The UK benchmark index has climbed higher this Thursday, with sentiment upbeat after the highly-anticipated US tax bill was approved last night. Housebuilders, however, are pegging back the FTSE 100, following a government proposal to ban the sale of new leasehold homes.
FTSE 100 gains ground
As of 12:10 GMT, Britain’s blue-chip index had added 29.97 points to stand 0.40 percent higher at 7,555.19. Investors have been in a festive mood today, following the approval of the long-awaited tax bill in the US, which is set to result in tax cuts.
Holiday Inn and Crowne Plaza owner InterContinental Hotels Group (LON:IHG) has been one of today’s most prominent Footsie risers after flagging benefits from the bill, including a significant, exceptional tax credit in the financial year the bill is signed into law. InterContinental’s shares are currently changing hands 1.76 percent higher at 4,687.00p.

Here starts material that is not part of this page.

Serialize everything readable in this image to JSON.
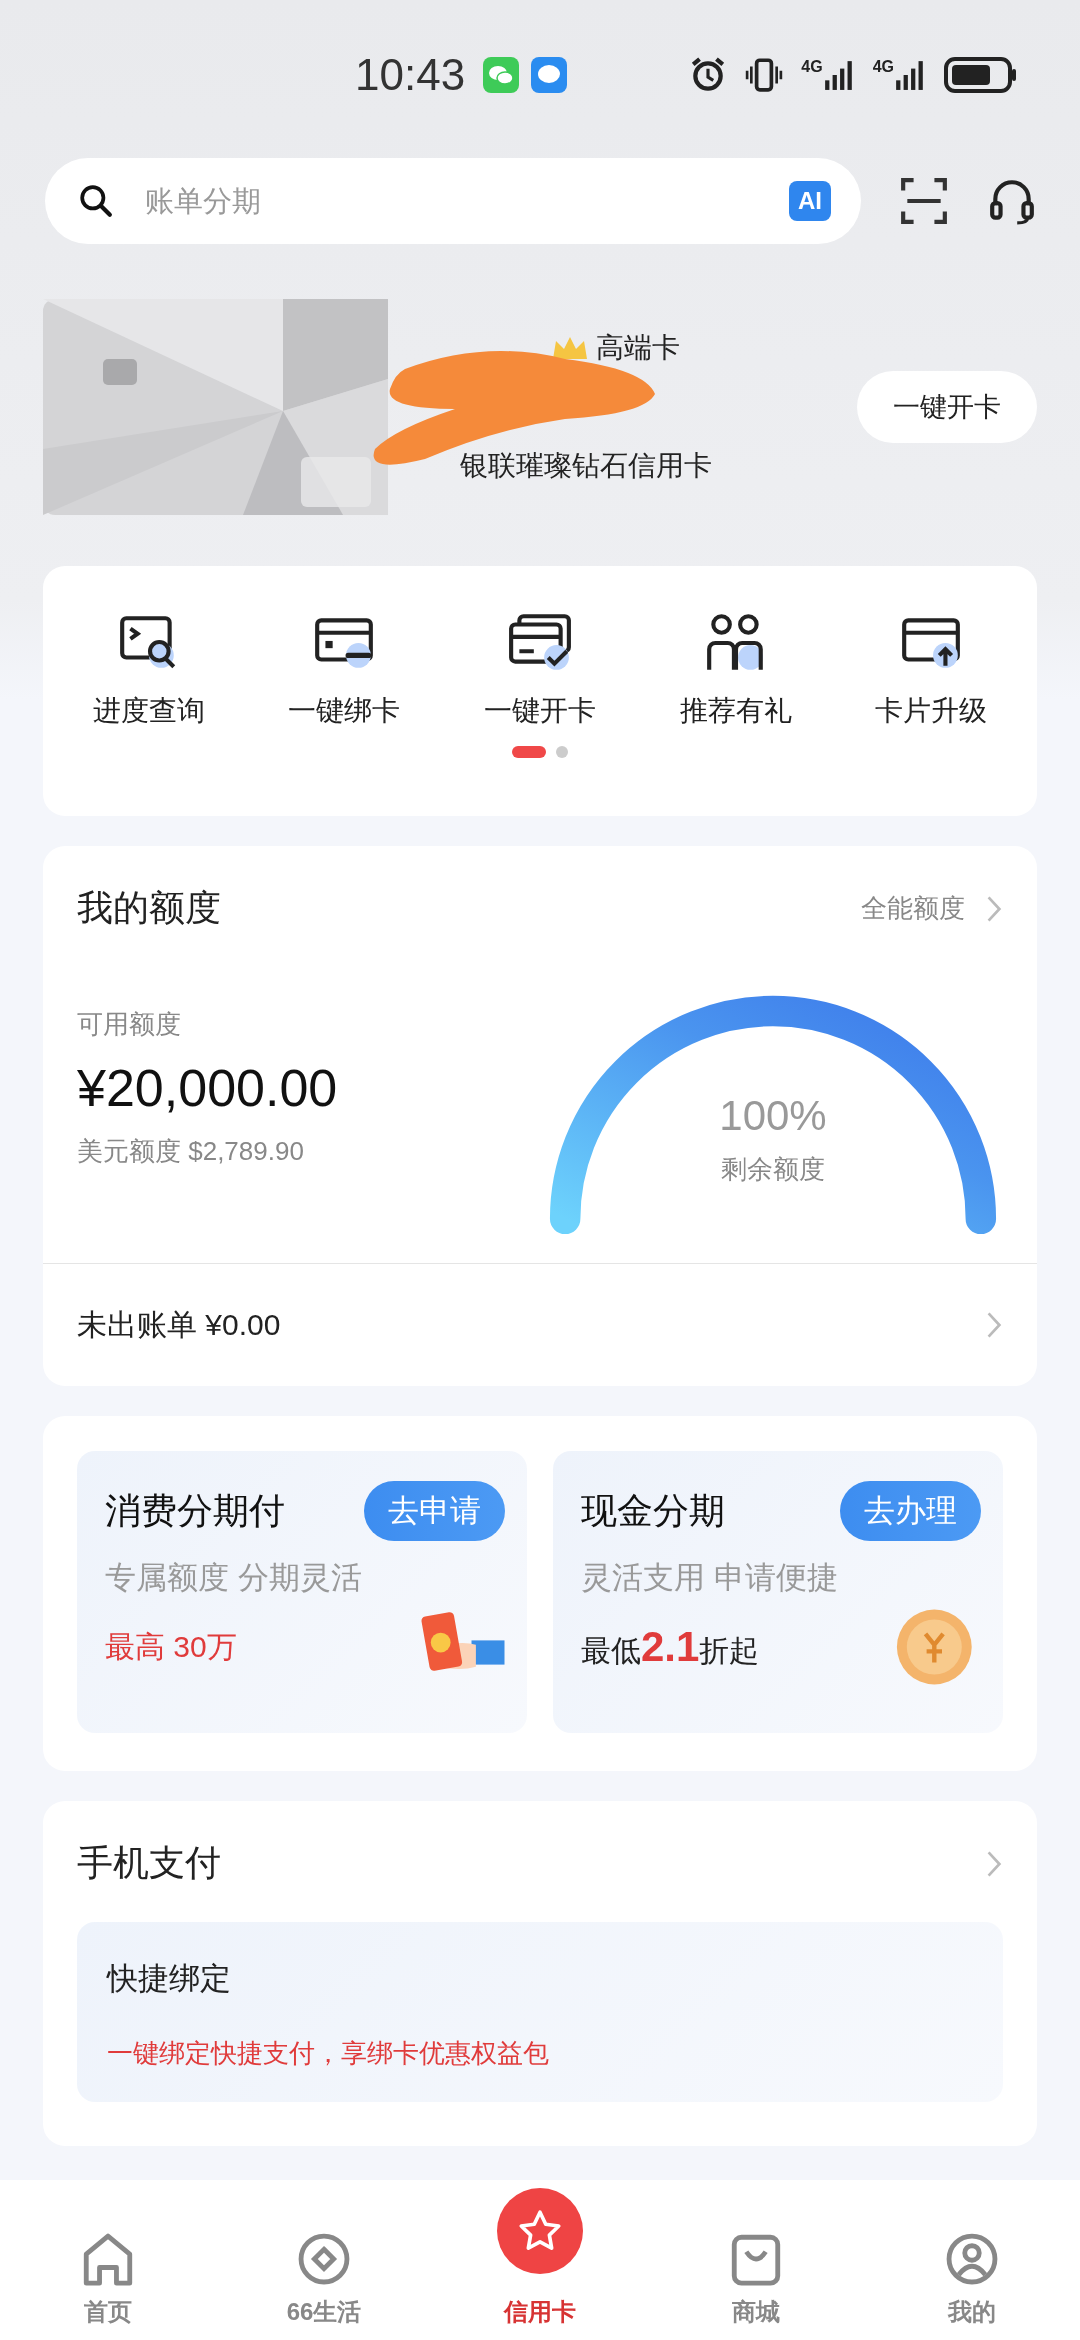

“The FTSE 100 is regaining ground, following a rebound from the key 7,511 support level,” Joshua Mahoney, market analyst at IG, commented in a note. “That level represents the peak from last week, with a break back below crucial to highlighting that further downside is on the cards.”
The analyst reckons that an hourly close below the 7,511-point level would point towards a wider retracement, while an hourly close above 7,535 points “would signal a more bullish picture”.
Reuters notes that housebuilders have been sold off as the Department for Communities and Local Government proposed to reduce ground rents on new long leases to zero. Berkeley Group (LON:BKG) is currently leading the sector lower, having given up 1.35 percent to 4,153.00p.
The FTSE 100 was 0.40 percent up at 7,555.65 points as of 12:25 GMT on Thursday, 21 December 2017.